Dabei wird es höchste Zeit, dass die Mannschaft nicht nur an manchen Tagen ihr Potenzial aufblitzen lässt, sondern endlich zuverlässig Leistung bringt. Führich und Silas stehen sinnbildlich für die Kategorie begabt, aber wankelmütig. Als Alternativen stehen Jeong und Leweling bereit, die bei stärkeren Liga-Konkurrenten kaum Einsatzzeiten bekamen und jetzt ihre zweite Chance suchen. Dieses Quartett muss deutlich mehr Zählbares zustande bringen als die Offensive in der vergangenen Saison – sonst steckt man wieder im Tabellenkeller fest.

Denn mal ganz ehrlich: Sich nur auf Endo und Guirassy zu verlassen, wird kein weiteres Mal gut gehen. Einzelne Spieler müssen einen Leistungssprung hinlegen und endlich den Status als vielversprechendes Talent hinter sich lassen. Die Effizienz und Widerstandsfähigkeit zu erhöhen, hat sich die sportliche Führung zum Ziel gesetzt. Bis jetzt ist unklar, von welchen Spielern diese Impulse ausgehen sollen.

Weichen stellen

Nach der von Fehlentscheidungen überschatteten Vier-Trainer-Saison muss der VfB als oberstes Saisonziel eine Stabilisierung auf allen Ebenen anstreben. Die sportliche Leitung ist zeitnah mit einem Sportvorstand zu ergänzen, der in der Lage, ist eine kohärente mittelfristige Strategie zu entwerfen. Der Cheftrainer und sein Team müssen beweisen, dass sie Spieler entwickeln und ihre Idee von Fußball auf den Platz bringen können. Vor allem muss die Mannschaft aber zeigen, dass sie nicht nur über individuelle Qualitäten sondern auch über ein starkes Kollektiv verfügt, das Widerständen trotzt und sich selbst reguliert.

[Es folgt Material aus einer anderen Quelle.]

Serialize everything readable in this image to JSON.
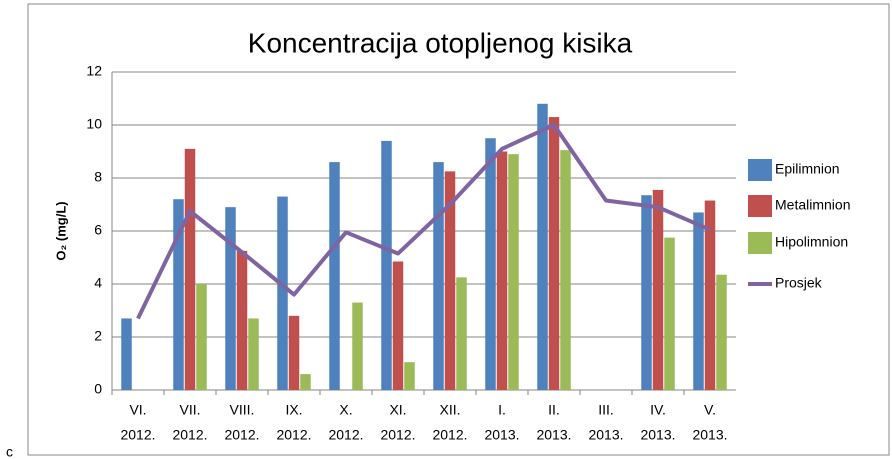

Wie wichtig Zusammenhalt und Siegeswille sind, um in der Bundesliga zu bestehen, haben zuletzt Mannschaften wie Mainz, Köln oder Bochum gezeigt. Diesen Hunger wollen die Fans auch in Stuttgart von Anfang an spüren. Dann könnte eine Aufbruchstimmung entstehen, die dem VfB eine sorgenfreie Saison beschert.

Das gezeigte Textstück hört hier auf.